Replication is implemented using the PostgreSQL native replication.

There are some limits for PostgreSQL DB instances that need to be considered.

With the above notes in mind here’s a walkthrough for setting up an RDS PostgreSQL Multi-AZ environment:

  1. From the RDS Management Console start the wizard

    RDS PostgreSQL wizard
    RDS PostgreSQL wizard
  2. Choose between a production and a development setup.

    RDS PostgreSQL wizard database use case selection
    RDS PostgreSQL wizard database use case selection
  3. Enter the details about your new database cluster.

    RDS PostgreSQL wizard DB details
    RDS PostgreSQL wizard DB details
    RDS PostgreSQL wizard database settings
    RDS PostgreSQL wizard database settings
  4. On the next page setup networking, security, and maintenance schedule:

    RDS PostgreSQL wizard advanced settings
    RDS PostgreSQL wizard advanced settings
    RDS PostgreSQL wizard security, and maintenance
    RDS PostgreSQL wizard security, and maintenance

Conclusion

Amazon RDS Services for PostgreSQL include RDS PostgreSQL and Aurora PostgreSQL, both being managed DaaS offerings.
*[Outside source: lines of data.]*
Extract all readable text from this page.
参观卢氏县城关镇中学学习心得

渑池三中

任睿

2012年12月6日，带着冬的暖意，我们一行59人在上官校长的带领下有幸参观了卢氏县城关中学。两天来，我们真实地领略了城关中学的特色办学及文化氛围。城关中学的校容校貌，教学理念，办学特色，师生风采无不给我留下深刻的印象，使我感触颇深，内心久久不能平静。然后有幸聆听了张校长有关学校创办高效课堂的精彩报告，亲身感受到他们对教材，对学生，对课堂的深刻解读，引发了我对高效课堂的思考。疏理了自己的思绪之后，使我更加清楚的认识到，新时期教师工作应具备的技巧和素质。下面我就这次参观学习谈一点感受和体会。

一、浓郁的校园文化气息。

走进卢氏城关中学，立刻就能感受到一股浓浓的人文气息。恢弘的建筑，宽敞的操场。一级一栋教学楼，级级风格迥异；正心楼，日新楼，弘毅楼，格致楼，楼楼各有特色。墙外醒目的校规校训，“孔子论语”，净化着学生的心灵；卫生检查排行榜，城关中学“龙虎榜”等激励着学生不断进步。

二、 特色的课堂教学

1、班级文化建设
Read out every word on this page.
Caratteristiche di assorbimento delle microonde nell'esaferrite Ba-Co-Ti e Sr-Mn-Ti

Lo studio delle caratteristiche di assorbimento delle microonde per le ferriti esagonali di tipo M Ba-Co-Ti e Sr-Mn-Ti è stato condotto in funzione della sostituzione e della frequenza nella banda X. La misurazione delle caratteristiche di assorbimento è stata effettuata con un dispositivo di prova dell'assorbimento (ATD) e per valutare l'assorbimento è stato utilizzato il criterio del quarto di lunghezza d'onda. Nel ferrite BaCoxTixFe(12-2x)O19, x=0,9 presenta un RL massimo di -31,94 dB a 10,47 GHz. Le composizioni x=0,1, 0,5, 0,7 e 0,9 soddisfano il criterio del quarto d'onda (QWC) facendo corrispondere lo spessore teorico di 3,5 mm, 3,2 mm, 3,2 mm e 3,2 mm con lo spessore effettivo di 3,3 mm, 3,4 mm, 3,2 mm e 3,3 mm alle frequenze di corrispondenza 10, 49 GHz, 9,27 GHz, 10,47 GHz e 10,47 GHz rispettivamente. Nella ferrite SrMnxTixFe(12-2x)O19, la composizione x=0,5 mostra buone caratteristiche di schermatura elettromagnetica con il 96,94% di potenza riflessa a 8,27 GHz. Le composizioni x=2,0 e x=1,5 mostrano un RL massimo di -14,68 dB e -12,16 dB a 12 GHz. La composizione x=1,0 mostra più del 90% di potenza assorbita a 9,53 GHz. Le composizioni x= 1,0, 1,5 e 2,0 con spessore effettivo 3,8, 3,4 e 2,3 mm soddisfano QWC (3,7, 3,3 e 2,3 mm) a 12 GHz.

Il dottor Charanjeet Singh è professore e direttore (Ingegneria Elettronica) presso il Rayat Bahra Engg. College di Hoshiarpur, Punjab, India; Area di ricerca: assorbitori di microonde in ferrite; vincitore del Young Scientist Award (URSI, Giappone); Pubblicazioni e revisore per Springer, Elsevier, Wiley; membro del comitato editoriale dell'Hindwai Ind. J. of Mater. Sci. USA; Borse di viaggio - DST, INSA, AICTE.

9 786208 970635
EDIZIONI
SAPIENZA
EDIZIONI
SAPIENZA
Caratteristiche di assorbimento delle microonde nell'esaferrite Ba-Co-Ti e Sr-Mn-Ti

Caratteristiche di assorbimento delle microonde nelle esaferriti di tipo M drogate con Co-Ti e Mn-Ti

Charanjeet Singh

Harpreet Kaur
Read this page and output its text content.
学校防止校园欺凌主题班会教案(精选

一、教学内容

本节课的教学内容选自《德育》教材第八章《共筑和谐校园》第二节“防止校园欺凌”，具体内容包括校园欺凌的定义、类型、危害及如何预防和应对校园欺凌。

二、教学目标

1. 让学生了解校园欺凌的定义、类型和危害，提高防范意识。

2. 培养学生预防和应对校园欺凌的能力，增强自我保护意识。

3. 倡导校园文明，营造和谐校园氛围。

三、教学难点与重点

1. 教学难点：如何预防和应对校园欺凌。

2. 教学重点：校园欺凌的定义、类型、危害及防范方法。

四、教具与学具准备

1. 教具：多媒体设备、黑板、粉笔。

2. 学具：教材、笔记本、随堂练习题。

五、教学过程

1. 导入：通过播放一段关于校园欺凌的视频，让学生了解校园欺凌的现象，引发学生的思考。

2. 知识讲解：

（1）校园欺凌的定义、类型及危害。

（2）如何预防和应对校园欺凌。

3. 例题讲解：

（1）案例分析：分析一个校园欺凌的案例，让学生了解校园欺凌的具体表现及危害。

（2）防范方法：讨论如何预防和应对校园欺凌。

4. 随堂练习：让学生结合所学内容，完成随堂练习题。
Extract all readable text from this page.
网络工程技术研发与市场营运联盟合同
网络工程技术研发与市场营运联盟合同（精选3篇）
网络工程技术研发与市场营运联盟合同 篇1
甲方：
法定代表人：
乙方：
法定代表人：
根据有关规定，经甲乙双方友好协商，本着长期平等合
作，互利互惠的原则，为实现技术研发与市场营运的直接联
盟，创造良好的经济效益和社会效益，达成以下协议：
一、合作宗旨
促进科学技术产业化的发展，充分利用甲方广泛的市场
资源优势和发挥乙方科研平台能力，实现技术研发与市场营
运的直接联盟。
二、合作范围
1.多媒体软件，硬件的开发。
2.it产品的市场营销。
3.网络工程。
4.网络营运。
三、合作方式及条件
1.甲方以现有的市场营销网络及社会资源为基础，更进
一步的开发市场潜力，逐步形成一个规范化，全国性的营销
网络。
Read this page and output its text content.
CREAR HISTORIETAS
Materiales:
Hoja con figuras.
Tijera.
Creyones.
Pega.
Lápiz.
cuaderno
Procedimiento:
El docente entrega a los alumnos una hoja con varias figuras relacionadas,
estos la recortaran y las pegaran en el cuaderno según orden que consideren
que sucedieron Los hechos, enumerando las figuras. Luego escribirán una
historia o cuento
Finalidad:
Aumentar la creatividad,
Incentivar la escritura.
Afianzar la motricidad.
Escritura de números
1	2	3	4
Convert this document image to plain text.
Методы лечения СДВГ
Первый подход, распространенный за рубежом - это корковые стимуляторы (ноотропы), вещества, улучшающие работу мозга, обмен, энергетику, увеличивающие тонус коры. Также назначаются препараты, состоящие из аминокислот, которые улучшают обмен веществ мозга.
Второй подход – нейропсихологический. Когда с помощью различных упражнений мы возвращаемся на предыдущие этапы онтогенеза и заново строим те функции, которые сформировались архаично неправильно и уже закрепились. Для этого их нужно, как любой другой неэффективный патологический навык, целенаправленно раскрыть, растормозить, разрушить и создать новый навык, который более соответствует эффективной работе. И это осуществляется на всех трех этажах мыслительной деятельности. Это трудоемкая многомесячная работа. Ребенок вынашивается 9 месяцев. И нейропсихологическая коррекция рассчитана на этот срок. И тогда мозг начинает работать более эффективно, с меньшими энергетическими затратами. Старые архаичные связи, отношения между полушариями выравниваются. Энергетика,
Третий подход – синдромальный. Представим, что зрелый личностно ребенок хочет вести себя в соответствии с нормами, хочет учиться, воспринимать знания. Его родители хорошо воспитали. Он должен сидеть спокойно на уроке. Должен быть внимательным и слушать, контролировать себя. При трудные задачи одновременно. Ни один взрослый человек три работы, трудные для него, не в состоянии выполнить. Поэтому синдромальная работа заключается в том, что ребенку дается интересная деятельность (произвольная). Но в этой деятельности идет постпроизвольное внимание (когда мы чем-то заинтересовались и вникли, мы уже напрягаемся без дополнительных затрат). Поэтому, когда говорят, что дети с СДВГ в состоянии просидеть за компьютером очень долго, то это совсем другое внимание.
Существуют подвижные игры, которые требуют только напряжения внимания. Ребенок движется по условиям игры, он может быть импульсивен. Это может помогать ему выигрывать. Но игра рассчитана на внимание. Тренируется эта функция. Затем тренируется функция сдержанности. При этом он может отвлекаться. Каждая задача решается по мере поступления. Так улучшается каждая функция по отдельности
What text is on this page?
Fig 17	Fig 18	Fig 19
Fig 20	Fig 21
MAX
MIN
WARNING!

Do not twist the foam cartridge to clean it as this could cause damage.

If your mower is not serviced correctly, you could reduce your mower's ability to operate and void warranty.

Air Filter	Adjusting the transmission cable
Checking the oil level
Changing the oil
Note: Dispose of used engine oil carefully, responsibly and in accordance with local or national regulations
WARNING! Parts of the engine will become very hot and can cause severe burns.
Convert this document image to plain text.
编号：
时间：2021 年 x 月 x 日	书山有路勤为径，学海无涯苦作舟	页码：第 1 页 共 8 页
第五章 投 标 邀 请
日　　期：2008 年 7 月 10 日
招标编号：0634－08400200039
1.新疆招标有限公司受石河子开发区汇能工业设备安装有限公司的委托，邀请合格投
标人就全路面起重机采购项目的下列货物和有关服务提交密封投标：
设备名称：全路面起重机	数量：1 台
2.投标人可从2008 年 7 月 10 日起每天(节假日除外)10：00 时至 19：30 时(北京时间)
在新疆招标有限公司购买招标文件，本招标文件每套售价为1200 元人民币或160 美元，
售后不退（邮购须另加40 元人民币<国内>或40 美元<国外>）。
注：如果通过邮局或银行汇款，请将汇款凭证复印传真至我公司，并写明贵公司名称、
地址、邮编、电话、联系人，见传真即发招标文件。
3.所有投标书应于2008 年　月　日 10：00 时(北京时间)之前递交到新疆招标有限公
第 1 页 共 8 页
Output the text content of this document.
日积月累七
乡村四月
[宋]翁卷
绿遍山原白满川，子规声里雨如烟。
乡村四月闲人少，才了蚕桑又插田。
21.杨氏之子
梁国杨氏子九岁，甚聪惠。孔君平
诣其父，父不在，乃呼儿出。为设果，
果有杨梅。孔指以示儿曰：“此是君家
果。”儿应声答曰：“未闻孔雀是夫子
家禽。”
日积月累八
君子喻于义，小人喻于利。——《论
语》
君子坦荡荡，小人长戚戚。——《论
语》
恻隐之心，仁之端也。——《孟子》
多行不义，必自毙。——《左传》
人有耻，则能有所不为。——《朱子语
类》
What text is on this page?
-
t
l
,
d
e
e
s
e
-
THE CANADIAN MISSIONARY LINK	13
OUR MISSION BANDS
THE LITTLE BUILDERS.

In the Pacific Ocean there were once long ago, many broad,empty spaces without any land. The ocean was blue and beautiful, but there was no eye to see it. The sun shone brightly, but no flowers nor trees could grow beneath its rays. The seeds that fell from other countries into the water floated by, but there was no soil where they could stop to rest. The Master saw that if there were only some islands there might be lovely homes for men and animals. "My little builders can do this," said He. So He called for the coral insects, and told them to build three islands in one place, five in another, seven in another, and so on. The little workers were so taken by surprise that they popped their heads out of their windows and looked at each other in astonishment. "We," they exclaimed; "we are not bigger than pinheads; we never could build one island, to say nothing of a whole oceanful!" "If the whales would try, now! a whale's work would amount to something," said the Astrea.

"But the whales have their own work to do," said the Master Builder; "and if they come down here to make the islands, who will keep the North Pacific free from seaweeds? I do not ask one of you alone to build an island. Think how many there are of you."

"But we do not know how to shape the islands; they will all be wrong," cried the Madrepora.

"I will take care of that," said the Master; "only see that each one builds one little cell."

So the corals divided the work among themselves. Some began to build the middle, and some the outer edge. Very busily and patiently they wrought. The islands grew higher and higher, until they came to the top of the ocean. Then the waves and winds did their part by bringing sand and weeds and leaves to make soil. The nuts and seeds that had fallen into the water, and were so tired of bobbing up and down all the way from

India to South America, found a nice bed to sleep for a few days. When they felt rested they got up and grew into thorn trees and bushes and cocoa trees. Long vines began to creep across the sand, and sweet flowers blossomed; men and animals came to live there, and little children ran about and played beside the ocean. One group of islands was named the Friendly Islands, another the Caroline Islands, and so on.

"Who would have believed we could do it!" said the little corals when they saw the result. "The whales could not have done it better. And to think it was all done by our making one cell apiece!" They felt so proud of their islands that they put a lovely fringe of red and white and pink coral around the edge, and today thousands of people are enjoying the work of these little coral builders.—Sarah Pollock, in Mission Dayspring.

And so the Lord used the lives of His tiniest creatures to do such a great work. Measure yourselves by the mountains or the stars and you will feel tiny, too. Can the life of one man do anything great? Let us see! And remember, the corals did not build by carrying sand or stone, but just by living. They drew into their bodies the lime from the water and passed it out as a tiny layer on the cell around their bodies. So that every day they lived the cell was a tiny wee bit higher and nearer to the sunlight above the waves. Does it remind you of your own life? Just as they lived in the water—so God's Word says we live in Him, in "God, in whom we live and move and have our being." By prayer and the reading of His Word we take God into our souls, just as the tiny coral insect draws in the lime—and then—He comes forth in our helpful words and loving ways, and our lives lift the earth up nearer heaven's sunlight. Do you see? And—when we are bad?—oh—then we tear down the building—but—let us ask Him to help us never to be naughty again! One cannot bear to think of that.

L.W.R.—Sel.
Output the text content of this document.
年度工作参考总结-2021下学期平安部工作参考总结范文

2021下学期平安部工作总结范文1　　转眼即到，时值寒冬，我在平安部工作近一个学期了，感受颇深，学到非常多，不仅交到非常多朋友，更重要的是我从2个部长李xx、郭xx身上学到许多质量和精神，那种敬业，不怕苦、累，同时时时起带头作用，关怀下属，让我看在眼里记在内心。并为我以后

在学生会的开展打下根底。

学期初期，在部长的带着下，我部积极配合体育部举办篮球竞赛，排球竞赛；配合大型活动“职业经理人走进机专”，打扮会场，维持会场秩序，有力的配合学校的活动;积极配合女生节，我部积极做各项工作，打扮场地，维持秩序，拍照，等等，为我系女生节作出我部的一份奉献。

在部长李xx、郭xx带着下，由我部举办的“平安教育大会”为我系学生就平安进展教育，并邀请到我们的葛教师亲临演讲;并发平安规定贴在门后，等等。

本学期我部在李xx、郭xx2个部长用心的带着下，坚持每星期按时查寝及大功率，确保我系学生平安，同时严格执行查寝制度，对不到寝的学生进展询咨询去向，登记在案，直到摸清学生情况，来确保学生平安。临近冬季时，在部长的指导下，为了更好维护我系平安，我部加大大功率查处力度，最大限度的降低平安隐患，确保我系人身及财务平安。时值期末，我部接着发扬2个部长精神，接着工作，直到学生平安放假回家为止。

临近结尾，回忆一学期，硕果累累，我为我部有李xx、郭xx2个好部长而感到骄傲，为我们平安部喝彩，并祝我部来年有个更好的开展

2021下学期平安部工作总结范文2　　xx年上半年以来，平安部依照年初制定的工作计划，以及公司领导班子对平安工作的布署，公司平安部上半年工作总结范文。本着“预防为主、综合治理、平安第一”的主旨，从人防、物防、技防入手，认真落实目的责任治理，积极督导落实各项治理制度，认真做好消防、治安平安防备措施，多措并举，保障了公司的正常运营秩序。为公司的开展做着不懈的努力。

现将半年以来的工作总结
Packed with plenty of features and solid backend storage they do have some limitations over the traditional setup, however, with careful planning these offerings can provide a well balanced cost-functionality ratio. Amazon RDS for PostgreSQL is targeted towards users requiring more options for configuring their environments, and is generally more expensive. Majority of users will benefit from starting up with Aurora PostgreSQL and work their way into more complex configurations.